The town hall built in 1723 declares the following in a Latin inscription:
“This house hates unrest, loves peace, punishes crime, upholds the law, honours goodness. ”

As part of the Würzburg High Monastery, the tithing centre (Centamt) of Schlüsselfeld was secularized in Bavaria’s favour in 1803, passed in 1805 with the Peace of Pressburg to the newly formed Grand Duchy of Würzburg, and then eventually, after territorial adjustments in 1810, was returned to Bavaria. In the course of administrative reform in Bavaria, today’s community came into being under the Gemeindeedikt (“Community Edict”) of 1818.

===Religion===
Of the town's inhabitants, 4,262 belong to the Catholic Church, 1,217 to the Evangelical Church and 588 to other or no religious bodies.

===Population development===
Within town limits, 4,780 inhabitants were counted in 1970, 5,034 in 1987 and 5,711 in 2000. Over the next six years, the population rose and on 31 December 2006, it had reached 5,824.

==Politics==
The mayor is Johannes Krapp (CSU).

In 1999, municipal tax revenue, converted to euros, amounted to €2,715,000 of which business taxes (net) amounted to €817,000.

===Town council===

Town council consists of:
- CSU 9 seats
- SPD 4 seats
- Freie Wählergemeinschaft 3 seats
- Unabhängige Bürgergemeinschaft 3 seats
- Überparteilich Christliche Wählergemeinschaft 1 seat

===Coat of arms===
Schlüsselfeld's arms might heraldically be described thus: In gules a key argent per bend sinister with the bit upturned, flanked per bend each side by a mullet of six Or.

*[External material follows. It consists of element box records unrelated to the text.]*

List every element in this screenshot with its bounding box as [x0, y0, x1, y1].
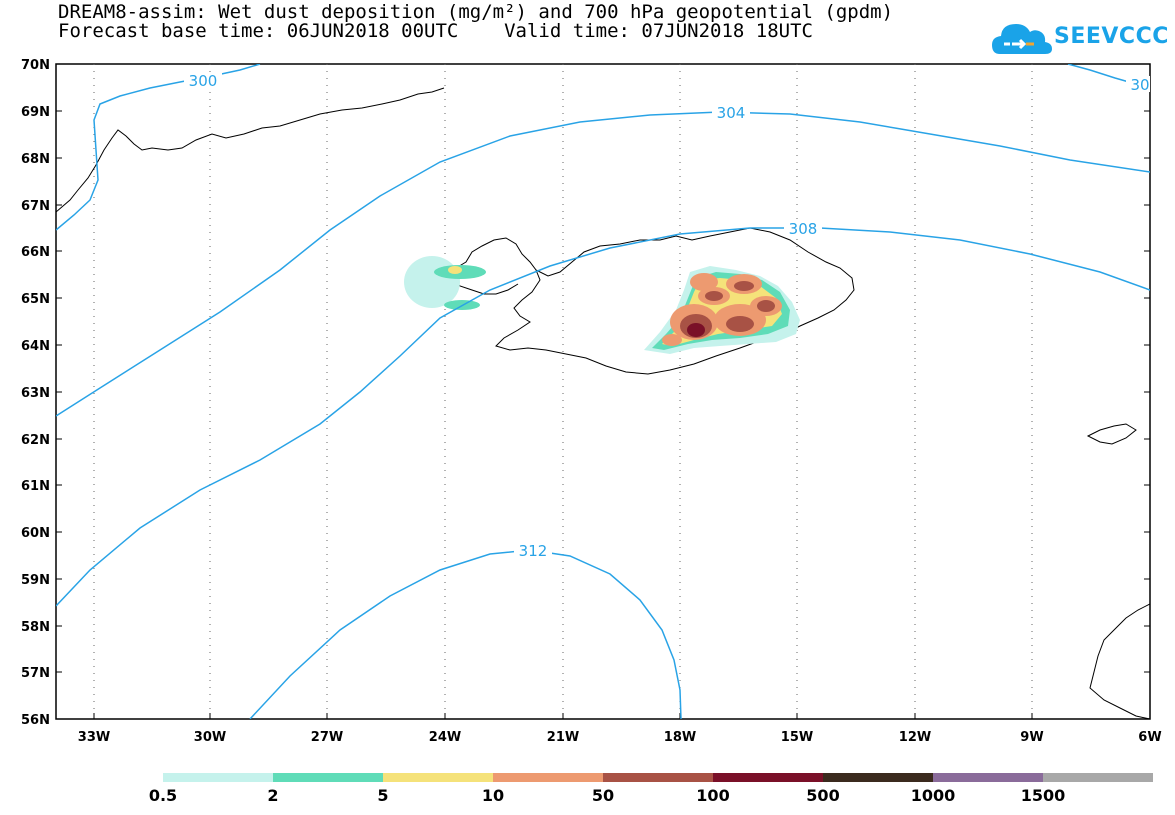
- lat-label: 58N: [21, 620, 50, 635]
- lon-label: 33W: [78, 730, 110, 745]
- contour-300: [56, 64, 261, 231]
- lon-label: 27W: [311, 730, 343, 745]
- lat-label: 57N: [21, 666, 50, 681]
- legend-label: 1000: [910, 786, 956, 805]
- contour-label-312: 312: [519, 542, 548, 560]
- faroe-coast: [1086, 423, 1137, 445]
- lat-label: 68N: [21, 152, 50, 167]
- lon-label: 15W: [781, 730, 813, 745]
- lon-label: 18W: [664, 730, 696, 745]
- lat-label: 69N: [21, 105, 50, 120]
- geopotential-contours: [56, 64, 1150, 719]
- legend-swatch: [713, 773, 823, 782]
- lon-label: 30W: [194, 730, 226, 745]
- lat-label: 59N: [21, 573, 50, 588]
- lat-label: 60N: [21, 526, 50, 541]
- lat-label: 63N: [21, 386, 50, 401]
- legend-swatch: [383, 773, 493, 782]
- legend-label: 0.5: [148, 786, 178, 805]
- greenland-coast: [56, 87, 445, 213]
- lat-label: 66N: [21, 245, 50, 260]
- plot-frame: [55, 63, 1151, 720]
- cloud-icon: [992, 24, 1052, 54]
- lon-label: 12W: [899, 730, 931, 745]
- contour-312: [249, 549, 682, 719]
- lat-ticks: [56, 63, 1150, 720]
- legend-label: 500: [806, 786, 840, 805]
- scotland-coast: [1089, 603, 1150, 719]
- coastlines: [56, 87, 1150, 719]
- legend-label: 10: [481, 786, 505, 805]
- legend-swatch: [933, 773, 1043, 782]
- logo-text: SEEVCCC: [1054, 24, 1169, 49]
- lat-label: 64N: [21, 339, 50, 354]
- lon-label: 24W: [429, 730, 461, 745]
- lat-label: 56N: [21, 713, 50, 728]
- lat-label: 67N: [21, 199, 50, 214]
- lon-label: 9W: [1020, 730, 1043, 745]
- legend-swatch: [273, 773, 383, 782]
- lon-label: 6W: [1138, 730, 1161, 745]
- lat-label: 62N: [21, 433, 50, 448]
- dust-deposition-field: [404, 256, 800, 354]
- contour-label-304: 304: [717, 104, 746, 122]
- graticule: [93, 64, 1033, 719]
- contour-304: [56, 111, 1150, 417]
- legend-swatch: [1043, 773, 1153, 782]
- lon-labels: 33W 30W 27W 24W 21W 18W 15W 12W 9W 6W: [78, 730, 1162, 745]
- lat-labels: 70N 69N 68N 67N 66N 65N 64N 63N 62N 61N …: [21, 58, 50, 728]
- legend-label: 2: [267, 786, 279, 805]
- contour-label-308: 308: [789, 220, 818, 238]
- legend-swatch: [163, 773, 273, 782]
- contour-label-300-east: 30: [1130, 76, 1149, 94]
- seevccc-logo: SEEVCCC: [990, 18, 1168, 60]
- legend-swatch: [603, 773, 713, 782]
- iceland-coast: [455, 227, 855, 375]
- lon-ticks: [93, 713, 1033, 719]
- lat-label: 61N: [21, 479, 50, 494]
- legend-swatch: [823, 773, 933, 782]
- lat-label: 70N: [21, 58, 50, 73]
- legend-swatch: [493, 773, 603, 782]
- lon-label: 21W: [547, 730, 579, 745]
- legend-label: 5: [377, 786, 389, 805]
- legend-label: 100: [696, 786, 730, 805]
- contour-label-300: 300: [189, 72, 218, 90]
- contour-308: [56, 227, 1150, 607]
- contour-labels: 300 304 308 312 30: [184, 72, 1150, 560]
- map-title-line-1: DREAM8-assim: Wet dust deposition (mg/m²…: [58, 1, 894, 23]
- legend-label: 50: [591, 786, 615, 805]
- map-title-line-2: Forecast base time: 06JUN2018 00UTC Vali…: [58, 20, 813, 42]
- lat-label: 65N: [21, 292, 50, 307]
- legend-label: 1500: [1020, 786, 1066, 805]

The key refers not only to the town's name (“Schlüsselfeld” literally means “Key Field” in German), but also by its charges and tinctures to the arms borne by the old Lords of Schlüsselberg, who have since died out, but who were once the town's owners and founders. The town was first mentioned in history as Konrad von Schlüsselberg's property. The current coat of arms appeared for the first time in a seal from the 16th century. The town flag is gold, white and red.

==Culture and sightseeing==
Worth seeing in the Schlüsselfeld area are the following:
- in Schlüsselfeld: the Town Gate Tower with remains of the town wall and two round towers, the Petrusbrunnen (fountain), the Old Town Hall with pillory, the New Town Hall, the Gothic parish church, the Klein-Mariazell im Steigerwald church (with a copy of the Icon of Mariazell in the Steiermark, Austria)
- in Aschbach: the Baroque castle, the Mariä-Himmelfahrt church, the Evangelical church with Marienaltar
- in Reichmannsdorf: Dientzenhof Castle
- in Heuchelheim the Dreifrankenstein

==Economy and infrastructure==
The town of Schlüsselfeld lies at the common point of all three of Franconia's Regierungsbezirke, right on the A 3 (Würzburg-Nuremberg) with its Schlüsselfeld interchange, and is acknowledged as a smaller centre.